Ringo Starr

  • Lisztomania (1975)

    (On Cable TV, February 2022) Circumstances dictated that I ended up watching writer-director Ken Russell’s Lisztomania in two halves, interrupted in the middle of the film’s best-known scene featuring more phallic imagery than any thousand randomly selected films. If Russell had rolled to credits right after that, I would have given Lisztomania a far more positive review than this one. Alas, the film keeps going, and going, and going… and it’s clear that, for all of the dizzyingly comic razzle-dazzle of the film’s first third, there’s not much of a focus to it all: this wildly dramatized biography of 19th century musician Franz Liszt may have a lot of energy, but it’s not sustained nor tied together. Some things work really well, though: the idea of treating Liszt like a rockstar may not be as fresh today, but it’s given a maximalist treatment that bounces from erotic excess to absurdist humour. There’s clearly a 1970s rock aesthetic to the entire thing, what with rock star Roger Daltrey (of The Who) as Liszt, and Ringo Starr popping up late in the film as none other than The Pope. It gets wild. As Wikipedia says, and I can’t encapsulate it better than this quote: “Liszt and the women decide to fly to Earth in a spaceship to destroy Wagner-Hitler, who has now ravaged Berlin in a fiery machine-gun frenzy.” And yet, at the same time, it doesn’t: at 103 minutes, the film outstays its welcome and can’t quite cash the checks it wrote during its first half. The delirious scene-to-scene invention can’t be sustained or linked together, and that eventually starts to grate.
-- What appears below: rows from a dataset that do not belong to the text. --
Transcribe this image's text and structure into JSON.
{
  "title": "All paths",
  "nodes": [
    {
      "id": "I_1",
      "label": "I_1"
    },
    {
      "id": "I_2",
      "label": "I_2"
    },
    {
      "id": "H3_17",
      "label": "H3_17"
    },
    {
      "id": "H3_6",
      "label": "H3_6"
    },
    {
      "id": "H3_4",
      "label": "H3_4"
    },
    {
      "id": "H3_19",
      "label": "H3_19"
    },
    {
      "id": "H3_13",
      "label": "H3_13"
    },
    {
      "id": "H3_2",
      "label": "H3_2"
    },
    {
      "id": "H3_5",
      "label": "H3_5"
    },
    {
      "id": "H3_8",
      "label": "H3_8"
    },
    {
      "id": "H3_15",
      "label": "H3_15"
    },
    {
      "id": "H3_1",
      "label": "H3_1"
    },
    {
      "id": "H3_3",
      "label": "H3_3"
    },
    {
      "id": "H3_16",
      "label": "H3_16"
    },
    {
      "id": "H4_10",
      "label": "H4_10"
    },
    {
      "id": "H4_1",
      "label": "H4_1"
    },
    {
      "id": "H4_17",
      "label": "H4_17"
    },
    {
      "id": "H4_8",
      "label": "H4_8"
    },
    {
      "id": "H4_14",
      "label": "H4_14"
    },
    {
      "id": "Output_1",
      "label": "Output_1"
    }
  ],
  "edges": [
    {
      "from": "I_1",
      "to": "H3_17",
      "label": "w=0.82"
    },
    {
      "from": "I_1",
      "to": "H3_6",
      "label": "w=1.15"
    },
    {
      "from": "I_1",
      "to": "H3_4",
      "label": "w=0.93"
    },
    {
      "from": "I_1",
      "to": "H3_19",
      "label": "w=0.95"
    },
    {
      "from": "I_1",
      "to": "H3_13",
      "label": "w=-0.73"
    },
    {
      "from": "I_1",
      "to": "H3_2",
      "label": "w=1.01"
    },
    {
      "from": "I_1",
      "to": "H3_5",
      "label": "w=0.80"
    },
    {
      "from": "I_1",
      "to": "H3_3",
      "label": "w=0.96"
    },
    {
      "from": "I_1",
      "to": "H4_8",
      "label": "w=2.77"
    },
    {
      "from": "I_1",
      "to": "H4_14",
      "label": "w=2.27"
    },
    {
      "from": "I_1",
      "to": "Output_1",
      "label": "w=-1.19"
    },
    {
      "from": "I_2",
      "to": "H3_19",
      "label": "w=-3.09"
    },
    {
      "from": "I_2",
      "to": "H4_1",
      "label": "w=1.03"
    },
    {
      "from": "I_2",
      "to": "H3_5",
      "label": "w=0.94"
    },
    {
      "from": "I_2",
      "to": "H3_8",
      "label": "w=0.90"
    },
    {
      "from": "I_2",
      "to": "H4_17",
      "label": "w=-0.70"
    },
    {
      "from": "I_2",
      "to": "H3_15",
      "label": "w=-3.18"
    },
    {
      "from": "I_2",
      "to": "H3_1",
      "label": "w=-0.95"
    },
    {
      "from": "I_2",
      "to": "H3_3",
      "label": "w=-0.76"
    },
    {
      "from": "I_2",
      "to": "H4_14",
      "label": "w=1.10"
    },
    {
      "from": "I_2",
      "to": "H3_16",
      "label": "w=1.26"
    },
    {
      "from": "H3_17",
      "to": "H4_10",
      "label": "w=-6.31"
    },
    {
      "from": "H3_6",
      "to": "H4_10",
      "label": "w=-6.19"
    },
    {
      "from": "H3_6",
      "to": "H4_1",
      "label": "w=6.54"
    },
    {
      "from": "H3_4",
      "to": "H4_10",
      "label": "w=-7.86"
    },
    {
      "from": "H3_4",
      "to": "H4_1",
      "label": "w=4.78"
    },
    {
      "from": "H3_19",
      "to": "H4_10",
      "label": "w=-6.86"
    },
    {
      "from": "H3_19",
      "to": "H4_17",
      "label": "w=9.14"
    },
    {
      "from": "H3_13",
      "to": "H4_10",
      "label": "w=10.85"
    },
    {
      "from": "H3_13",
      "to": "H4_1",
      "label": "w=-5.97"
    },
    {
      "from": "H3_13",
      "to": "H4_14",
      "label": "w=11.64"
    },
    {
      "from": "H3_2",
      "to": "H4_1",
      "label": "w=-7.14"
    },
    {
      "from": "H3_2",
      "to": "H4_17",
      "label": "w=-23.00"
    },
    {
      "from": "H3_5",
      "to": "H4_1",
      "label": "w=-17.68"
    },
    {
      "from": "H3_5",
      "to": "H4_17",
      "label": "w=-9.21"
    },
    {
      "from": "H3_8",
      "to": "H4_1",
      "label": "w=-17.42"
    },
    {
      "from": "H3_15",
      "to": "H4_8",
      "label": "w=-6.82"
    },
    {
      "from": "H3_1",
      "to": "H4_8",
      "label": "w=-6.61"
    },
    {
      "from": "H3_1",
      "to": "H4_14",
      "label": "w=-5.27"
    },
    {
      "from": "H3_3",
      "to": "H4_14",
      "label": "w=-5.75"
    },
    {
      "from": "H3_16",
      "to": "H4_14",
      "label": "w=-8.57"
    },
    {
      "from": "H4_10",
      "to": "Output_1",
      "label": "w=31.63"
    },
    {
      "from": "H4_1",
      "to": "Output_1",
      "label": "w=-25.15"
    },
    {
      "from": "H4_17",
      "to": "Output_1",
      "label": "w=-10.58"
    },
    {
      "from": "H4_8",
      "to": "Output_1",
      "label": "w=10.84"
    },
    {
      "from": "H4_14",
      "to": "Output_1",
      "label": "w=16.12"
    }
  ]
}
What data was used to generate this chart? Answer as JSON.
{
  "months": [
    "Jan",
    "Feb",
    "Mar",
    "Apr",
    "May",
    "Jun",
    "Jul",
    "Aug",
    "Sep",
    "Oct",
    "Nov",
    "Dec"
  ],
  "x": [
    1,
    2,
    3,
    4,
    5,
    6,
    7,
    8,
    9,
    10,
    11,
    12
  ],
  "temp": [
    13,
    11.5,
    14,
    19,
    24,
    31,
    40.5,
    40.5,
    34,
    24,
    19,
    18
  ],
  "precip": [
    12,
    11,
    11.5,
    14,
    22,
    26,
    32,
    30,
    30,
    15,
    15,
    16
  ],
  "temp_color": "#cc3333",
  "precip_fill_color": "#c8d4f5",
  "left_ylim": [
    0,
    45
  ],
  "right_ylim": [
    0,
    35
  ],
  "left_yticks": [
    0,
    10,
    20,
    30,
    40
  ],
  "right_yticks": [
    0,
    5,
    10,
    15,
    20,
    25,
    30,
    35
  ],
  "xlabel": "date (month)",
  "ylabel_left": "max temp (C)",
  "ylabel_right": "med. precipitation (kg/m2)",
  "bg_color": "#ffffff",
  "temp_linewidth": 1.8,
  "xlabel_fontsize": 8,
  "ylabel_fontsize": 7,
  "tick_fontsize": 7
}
The film’s production history partially accounts for this disconnection: Russell, never a particularly disciplined director, went through the film without a finished script, regularly ran out of money, and grossly ran out of time in a difficult situation with investors. There’s clearly a lack of control here that often spins the surrealist outrageousness into a dull bore. Despite some real admiration for Lisztomania and a feeling that it hasn’t aged as badly as some other mid-1970s productions, it’s clear that the film could have been much, much better if Russell had managed to control his worst impulses.

  • Help! (1965)

    Help! (1965)

    (On DVD, September 2019) History suggests that The Beatles were high during a substantial portion of Help!’s production, which may explain why the film seems to stumble during its execution, circling its concept without reliably hitting its marks. It also serves to explain the bizarre sense of humour, a blend of non sequiturs and deadpan—history tells us the script is from The Goon Show alumni, but to modern viewers it will feel a lot like pre-weaponized Monty Python. The plot (and there’s one) has to do with murderous cultists pursuing Ringo Starr for the ring that’s stuck on his finger, but never mind that: This being from The Beatles, the highlights are musical interludes that feel like pre-MTV music videos, with the group goofing around as hard as they can. My favourite part of the film is probably the on-screen text adding contextual information and added jokes—the intermission alone is also very funny. Compared to A Hard Day’s Night, Help! feels very different: Not quite about the people’s idea of The Beatles and more about themselves. The budget is clearly higher and the script considerably less coherent—although that kind of anything-goes humour can have its charm as well. (The scene in which the Beatles record a song in the middle of a field, protected by a ring of tanks, is special.)  In keeping with the times, there’s quite a bit of Bond parody made even funnier by Bond saying that he didn’t like The Beatles in the previous year’s Goldfinger. The editing can be lighting-fast at times, helping the film stay remarkably interesting while still being dated in its references to the mid-1960s. It’s all goofy fun, but it’s clear why A Hard Day’s Night holds up better and is more often shown these days.